Tim Hortons versus the pot shops
If you think pot shops seem to be more prevalent than Tim Hortons, you’re right. There are now more than 3,600 legal cannabis shops across Canada (not including the ubiquitous illegal ones), edging out the 3,584 Tim Hortons. If Tims was once our national retailer, that title now goes to the pot shop.
As anyone knows, you often can’t walk down the street in Canada without breathing in rancid pot smoke. You can’t take your children to a pro sports game without walking through a cloud outside the gates. Some streets and parks reek of pot, with addicts magnifying the climate of decay and disorder in our cities.
Things have gotten out of hand. To reclaim our streets and parks, smoking pot in public should be a fineable offence.
The financial costs
The black market is flourishing, contrary to the predictions of legalization. One-third of the pot market is still controlled by criminals, according to government estimates. Police budgets are higher than ever. No savings there.
And what about the projected revenue windfalls from taxing the sale of cannabis? Didn’t happen. According to Statistics Canada, the net income to public coffers in 2022-2023 was $1.9 billion. When spread across the 13 federal, provincial and territorial governments, that’s a fiscal grain of sand. It’s doubtful if it even covers the added health-care costs from the increased drug use.

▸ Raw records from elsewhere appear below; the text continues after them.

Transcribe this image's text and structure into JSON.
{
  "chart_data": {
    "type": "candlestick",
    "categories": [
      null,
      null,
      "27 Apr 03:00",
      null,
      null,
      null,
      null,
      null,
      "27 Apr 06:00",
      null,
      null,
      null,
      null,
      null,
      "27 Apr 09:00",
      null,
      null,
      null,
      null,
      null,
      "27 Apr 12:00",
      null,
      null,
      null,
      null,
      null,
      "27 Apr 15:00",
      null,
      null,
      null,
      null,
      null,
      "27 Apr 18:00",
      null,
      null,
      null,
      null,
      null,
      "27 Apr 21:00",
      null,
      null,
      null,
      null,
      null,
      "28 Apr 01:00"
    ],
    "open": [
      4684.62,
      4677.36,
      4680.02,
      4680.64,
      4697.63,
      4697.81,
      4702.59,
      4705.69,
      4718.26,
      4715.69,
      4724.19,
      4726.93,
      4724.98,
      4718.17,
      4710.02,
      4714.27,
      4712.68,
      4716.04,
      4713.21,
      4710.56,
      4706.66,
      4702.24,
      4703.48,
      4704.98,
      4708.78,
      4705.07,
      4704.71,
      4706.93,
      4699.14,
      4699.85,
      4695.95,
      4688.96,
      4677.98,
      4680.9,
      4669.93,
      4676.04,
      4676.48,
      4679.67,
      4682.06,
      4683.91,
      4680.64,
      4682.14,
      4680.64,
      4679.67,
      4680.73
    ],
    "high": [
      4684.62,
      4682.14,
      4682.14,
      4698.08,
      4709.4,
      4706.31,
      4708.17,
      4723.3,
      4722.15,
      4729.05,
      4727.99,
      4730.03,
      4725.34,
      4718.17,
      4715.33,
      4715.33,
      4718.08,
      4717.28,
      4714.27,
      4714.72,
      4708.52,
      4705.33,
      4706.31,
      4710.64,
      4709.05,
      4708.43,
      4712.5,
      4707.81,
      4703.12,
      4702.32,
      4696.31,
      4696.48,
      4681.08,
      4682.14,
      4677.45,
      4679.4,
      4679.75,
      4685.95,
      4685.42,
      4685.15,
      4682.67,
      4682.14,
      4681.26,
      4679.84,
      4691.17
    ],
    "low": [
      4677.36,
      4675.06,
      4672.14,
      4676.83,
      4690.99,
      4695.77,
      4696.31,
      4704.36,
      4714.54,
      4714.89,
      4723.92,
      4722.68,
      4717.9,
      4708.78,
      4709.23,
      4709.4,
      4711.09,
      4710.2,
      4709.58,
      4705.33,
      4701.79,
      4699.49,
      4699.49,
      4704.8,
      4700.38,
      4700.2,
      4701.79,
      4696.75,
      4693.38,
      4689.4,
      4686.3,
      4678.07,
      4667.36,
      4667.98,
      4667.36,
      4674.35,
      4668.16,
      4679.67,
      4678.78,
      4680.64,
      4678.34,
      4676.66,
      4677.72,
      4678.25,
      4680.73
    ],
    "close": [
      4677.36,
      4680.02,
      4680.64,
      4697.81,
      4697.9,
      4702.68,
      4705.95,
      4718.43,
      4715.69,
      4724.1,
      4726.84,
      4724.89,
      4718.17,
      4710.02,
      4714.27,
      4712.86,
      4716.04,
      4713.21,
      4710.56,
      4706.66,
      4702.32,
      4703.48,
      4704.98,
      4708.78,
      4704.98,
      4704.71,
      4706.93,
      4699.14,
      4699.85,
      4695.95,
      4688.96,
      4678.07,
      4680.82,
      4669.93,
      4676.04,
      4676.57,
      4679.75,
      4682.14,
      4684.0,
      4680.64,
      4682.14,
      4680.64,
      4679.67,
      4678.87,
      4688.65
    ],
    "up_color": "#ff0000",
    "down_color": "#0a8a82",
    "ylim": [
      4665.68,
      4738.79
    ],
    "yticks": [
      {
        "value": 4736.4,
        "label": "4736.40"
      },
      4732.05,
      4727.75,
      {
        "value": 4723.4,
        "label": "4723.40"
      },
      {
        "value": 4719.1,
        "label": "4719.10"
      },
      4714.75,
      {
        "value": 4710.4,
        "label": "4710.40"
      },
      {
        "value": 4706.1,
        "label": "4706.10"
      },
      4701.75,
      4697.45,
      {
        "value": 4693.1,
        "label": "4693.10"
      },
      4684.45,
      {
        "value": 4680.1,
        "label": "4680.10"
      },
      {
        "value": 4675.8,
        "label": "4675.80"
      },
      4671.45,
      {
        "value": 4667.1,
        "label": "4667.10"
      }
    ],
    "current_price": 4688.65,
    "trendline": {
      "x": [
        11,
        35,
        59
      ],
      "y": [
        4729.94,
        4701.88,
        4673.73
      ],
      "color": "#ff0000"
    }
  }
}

And for some bizarre reason, our cash-starved military is spending almost $200 million per year buying weed for veterans under the rubric of health care, despite scant scientific evidence of any therapeutic benefit.
As bad as governments have been fleeced, it’s nothing compared to losses among investors in the pot industry. A study by the law firm Miller Thomson estimated those losses at more than $131 billion. That investment could have been deployed more productively elsewhere in the economy.
Accumulated failures
Add to this mess the obvious and tragic failure of the safe supply strategy toward other drugs, with its increased crime, parks littered with needles, and opioid overdose deaths since 2016 soaring to a gruesome 40,000 with no end in sight.
With the benefit of hindsight, we should now look clear-eyed at the data. Add up the health-care costs, billions in lost investments, pot smoke fouling our streets and parks, drugged driving, poisoned children, an unstoppable black market, higher teen usage, drug-fuelled crime, the opioid epidemic, and the shattered families and destroyed lives.
Let’s face reality. The decades-old drug liberalization movement that downplayed the serious harms of drugs and led to pot legalization got us here. Heavy-handed law enforcement might not be the solution. Education and prevention must be paramount. But we need a new attitude and a new approach to solve Canada’s drug problem.